Aber auch meine Gewinnspielsucht wurde befriedigt und so füllte ich fleißig eine Teilnehmerkarte nach der anderen aus, ohne Rücksicht auf den Abschluss von Abonements im Kleingedruckten.
Bisher habe ich noch keine Gewinnbenachrichtigung erhalten, aber ein Gewinnspiel geht mir einfach nicht aus dem Kopf: Das Adata Gewinnspiel, indem man eine S511 120GB SSD gewinnen kann. Jeder, der teilnehmen wollte, musste ein Bild mit dem Adata Logo oder einem Adata Produkt von der Gamescom auf die Pinnwand von Adata Europe auf Facebook posten.

Bisher wisst ihr nur die eher uninteressanten Dinge unseres Tages auf der Gamescom in Köln, wenn ich sehe, dass euch mein erster Post gefällt, bekommt ihr noch mehr zu lesen 

Peace, NonOC!


----------



## Pokerclock (23. August 2011)

Kleiner Tipp am Rande. Unsere Forenregeln (die du heute bestätigt hast) untersagen Eigenwerbung. Das gilt ganz besonders bei Gewinnspielen, um sich einen eigenen Vorteil zu verschaffen. Ich habe die betreffenden Stellen aus deinem Beitrag entfernt.

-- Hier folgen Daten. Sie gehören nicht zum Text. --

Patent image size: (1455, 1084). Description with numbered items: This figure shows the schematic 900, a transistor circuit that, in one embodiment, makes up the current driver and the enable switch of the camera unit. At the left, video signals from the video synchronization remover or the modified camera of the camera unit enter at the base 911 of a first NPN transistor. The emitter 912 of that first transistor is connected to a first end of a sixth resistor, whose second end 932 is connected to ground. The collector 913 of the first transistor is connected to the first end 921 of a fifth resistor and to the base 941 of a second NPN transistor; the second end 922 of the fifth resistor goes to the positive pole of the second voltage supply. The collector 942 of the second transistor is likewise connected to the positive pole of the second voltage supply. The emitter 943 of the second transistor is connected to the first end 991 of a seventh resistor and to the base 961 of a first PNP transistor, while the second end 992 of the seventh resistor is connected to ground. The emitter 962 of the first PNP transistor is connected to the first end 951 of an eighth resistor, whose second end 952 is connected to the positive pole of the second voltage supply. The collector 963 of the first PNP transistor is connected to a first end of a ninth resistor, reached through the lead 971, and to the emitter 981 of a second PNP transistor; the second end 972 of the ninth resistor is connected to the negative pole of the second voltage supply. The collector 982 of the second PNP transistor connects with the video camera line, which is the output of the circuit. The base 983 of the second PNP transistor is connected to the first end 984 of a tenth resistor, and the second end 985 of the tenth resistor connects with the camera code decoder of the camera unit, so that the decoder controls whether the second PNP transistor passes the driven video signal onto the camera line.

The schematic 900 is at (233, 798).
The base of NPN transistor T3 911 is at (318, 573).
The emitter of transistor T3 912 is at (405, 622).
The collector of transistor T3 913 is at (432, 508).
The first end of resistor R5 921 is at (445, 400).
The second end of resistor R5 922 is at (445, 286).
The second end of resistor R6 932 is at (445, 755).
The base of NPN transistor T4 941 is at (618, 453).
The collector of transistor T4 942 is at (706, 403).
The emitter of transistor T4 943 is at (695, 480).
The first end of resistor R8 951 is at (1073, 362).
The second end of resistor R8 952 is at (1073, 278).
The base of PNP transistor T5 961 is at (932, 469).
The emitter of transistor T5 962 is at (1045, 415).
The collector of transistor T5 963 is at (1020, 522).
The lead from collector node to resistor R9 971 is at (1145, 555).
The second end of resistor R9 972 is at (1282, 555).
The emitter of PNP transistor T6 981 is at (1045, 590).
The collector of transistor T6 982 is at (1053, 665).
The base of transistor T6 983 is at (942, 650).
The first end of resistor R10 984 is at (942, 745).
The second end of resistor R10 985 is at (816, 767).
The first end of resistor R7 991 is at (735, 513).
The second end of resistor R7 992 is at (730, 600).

> Bisher wisst ihr nur die eher uninteressanten Dinge unseres Tages auf der Gamescom in Köln


Ich schätze mal mit der Aussage hat dann auch der Thread als Ganzes seine Berechtigung verloren.

PS
Offtopic ist in den Threads ebenfalls ungerne gesehen. 

-CLOSED-


----------